Books

Stuck in an imperial system that has outlived its promise

Ross Douthat wonders what will get us beyond decadence.

My parents and grandparents watched the Apollo moon landing live. I was born years too late to watch it with them, but I did get to see the 2014 Mad Men episode in which the shared experience of watching the moon landing is transmuted into a pitch for a fast-food advertising campaign. Oddly enough, watching that episode helped me empathize with those generations who had seen the world-redefining lunar moment as it happened and whose awe I could participate in only secondhand. My formative experience of space flight, after all, was seeing the Challenger disaster live.

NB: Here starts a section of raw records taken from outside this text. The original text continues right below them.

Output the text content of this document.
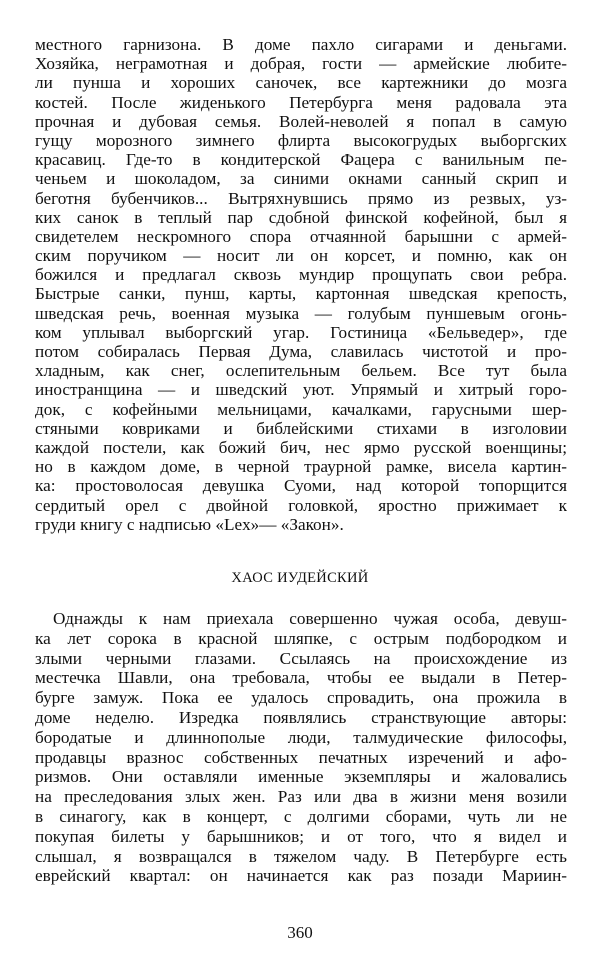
местного гарнизона. В доме пахло сигарами и деньгами.
Хозяйка, неграмотная и добрая, гости — армейские любите-
ли пунша и хороших саночек, все картежники до мозга
костей. После жиденького Петербурга меня радовала эта
прочная и дубовая семья. Волей-неволей я попал в самую
гущу морозного зимнего флирта высокогрудых выборгских
красавиц. Где-то в кондитерской Фацера с ванильным пе-
ченьем и шоколадом, за синими окнами санный скрип и
беготня бубенчиков... Вытряхнувшись прямо из резвых, уз-
ких санок в теплый пар сдобной финской кофейной, был я
свидетелем нескромного спора отчаянной барышни с армей-
ским поручиком — носит ли он корсет, и помню, как он
божился и предлагал сквозь мундир прощупать свои ребра.
Быстрые санки, пунш, карты, картонная шведская крепость,
шведская речь, военная музыка — голубым пуншевым огонь-
ком уплывал выборгский угар. Гостиница «Бельведер», где
потом собиралась Первая Дума, славилась чистотой и про-
хладным, как снег, ослепительным бельем. Все тут была
иностранщина — и шведский уют. Упрямый и хитрый горо-
док, с кофейными мельницами, качалками, гарусными шер-
стяными ковриками и библейскими стихами в изголовии
каждой постели, как божий бич, нес ярмо русской военщины;
но в каждом доме, в черной траурной рамке, висела картин-
ка: простоволосая девушка Суоми, над которой топорщится
сердитый орел с двойной головкой, яростно прижимает к
груди книгу с надписью «Lex»— «Закон».
ХАОС ИУДЕЙСКИЙ
Однажды к нам приехала совершенно чужая особа, девуш-
ка лет сорока в красной шляпке, с острым подбородком и
злыми черными глазами. Ссылаясь на происхождение из
местечка Шавли, она требовала, чтобы ее выдали в Петер-
бурге замуж. Пока ее удалось спровадить, она прожила в
доме неделю. Изредка появлялись странствующие авторы:
бородатые и длиннополые люди, талмудические философы,
продавцы вразнос собственных печатных изречений и афо-
ризмов. Они оставляли именные экземпляры и жаловались
на преследования злых жен. Раз или два в жизни меня возили
в синагогу, как в концерт, с долгими сборами, чуть ли не
покупая билеты у барышников; и от того, что я видел и
слышал, я возвращался в тяжелом чаду. В Петербурге есть
еврейский квартал: он начинается как раз позади Мариин-
360
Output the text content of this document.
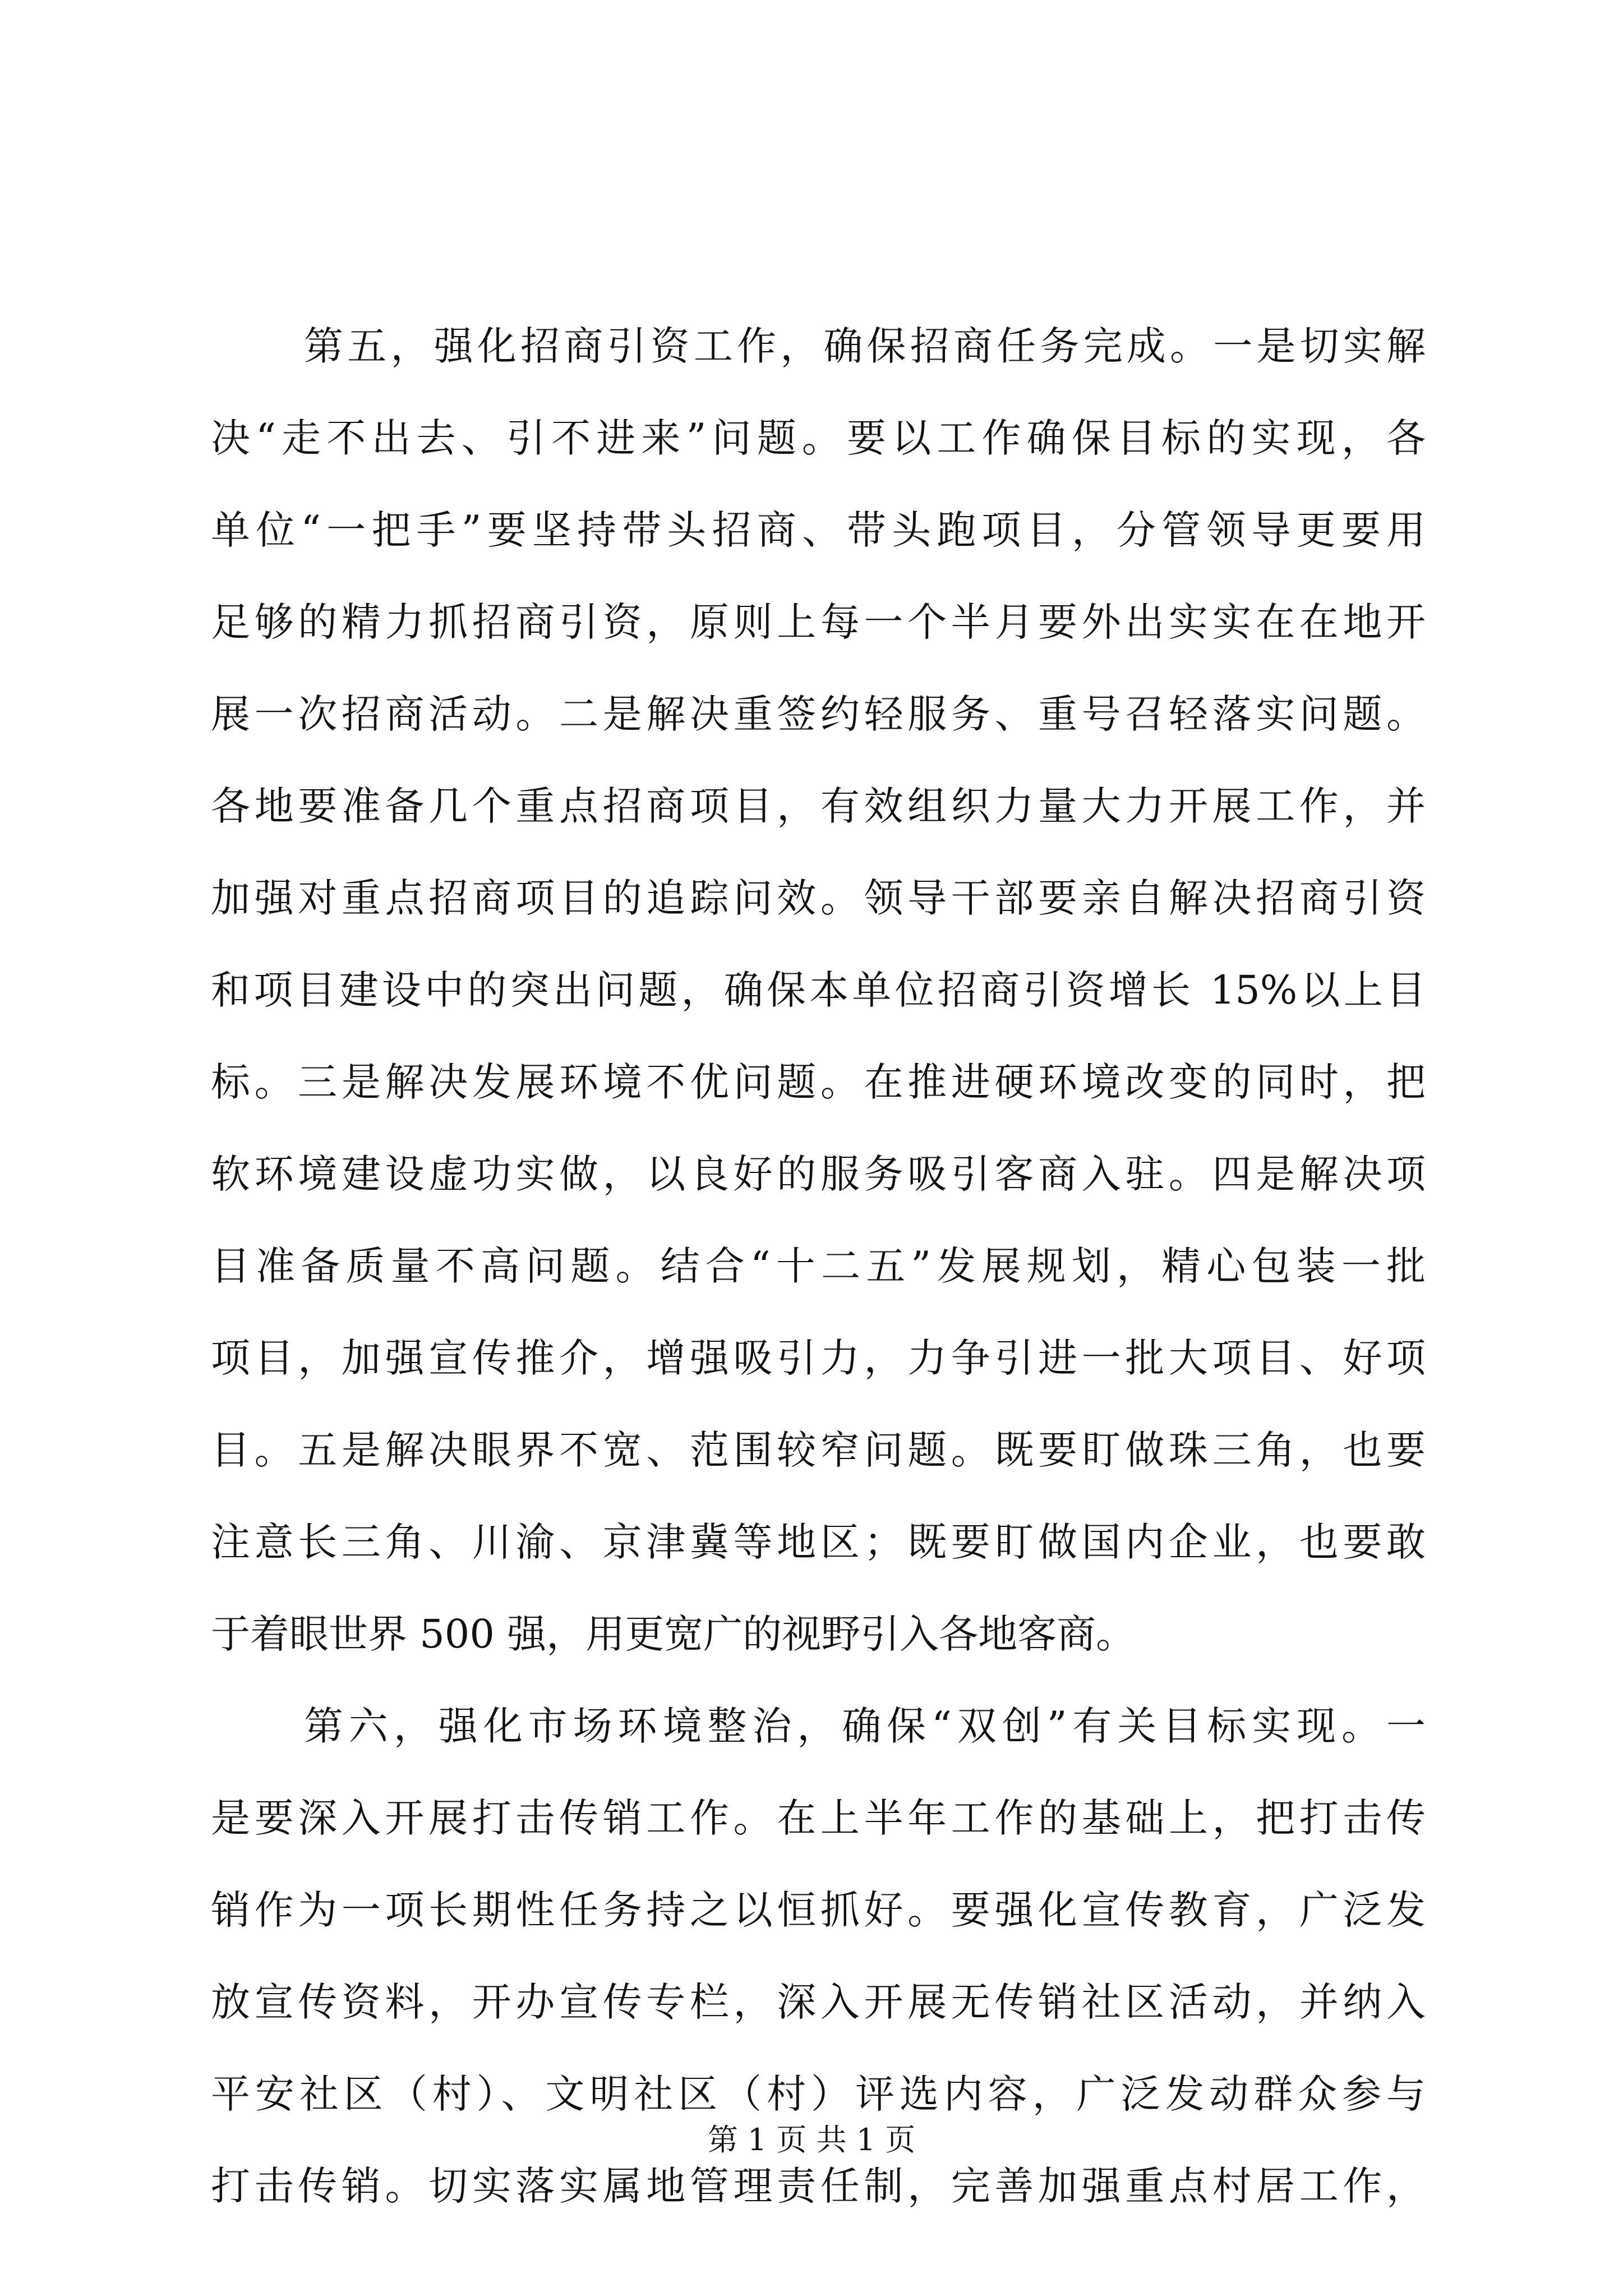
第五，强化招商引资工作，确保招商任务完成。一是切实解
决“走不出去、引不进来”问题。要以工作确保目标的实现，各
单位“一把手”要坚持带头招商、带头跑项目，分管领导更要用
足够的精力抓招商引资，原则上每一个半月要外出实实在在地开
展一次招商活动。二是解决重签约轻服务、重号召轻落实问题。
各地要准备几个重点招商项目，有效组织力量大力开展工作，并
加强对重点招商项目的追踪问效。领导干部要亲自解决招商引资
和项目建设中的突出问题，确保本单位招商引资增长 15%以上目
标。三是解决发展环境不优问题。在推进硬环境改变的同时，把
软环境建设虚功实做，以良好的服务吸引客商入驻。四是解决项
目准备质量不高问题。结合“十二五”发展规划，精心包装一批
项目，加强宣传推介，增强吸引力，力争引进一批大项目、好项
目。五是解决眼界不宽、范围较窄问题。既要盯做珠三角，也要
注意长三角、川渝、京津冀等地区；既要盯做国内企业，也要敢
于着眼世界 500 强，用更宽广的视野引入各地客商。
第六，强化市场环境整治，确保“双创”有关目标实现。一
是要深入开展打击传销工作。在上半年工作的基础上，把打击传
销作为一项长期性任务持之以恒抓好。要强化宣传教育，广泛发
放宣传资料，开办宣传专栏，深入开展无传销社区活动，并纳入
平安社区（村）、文明社区（村）评选内容，广泛发动群众参与
打击传销。切实落实属地管理责任制，完善加强重点村居工作，
第 1 页 共 1 页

Our culture’s mastery of mining, adapting, and humanizing a moment like the moon landing is remarkable and perhaps unprecedented. But one thing this mastery does is measure the distance between the moment and the nostalgia for it. We never got beyond the moon—and the ground between here and there, then and now, can only be worked over by narrative art for so long.

Ross Douthat’s new book portrays a world that has surrendered exploration, growth, and innovation in exchange for a grim stability. It starts with the Apollo program and narrates the dead ends and disappointments that followed. The result is not a potted culture war story about declining virtue and flourishing vice leading to an imminent collapse of America. It’s something more complicated and sorrowful.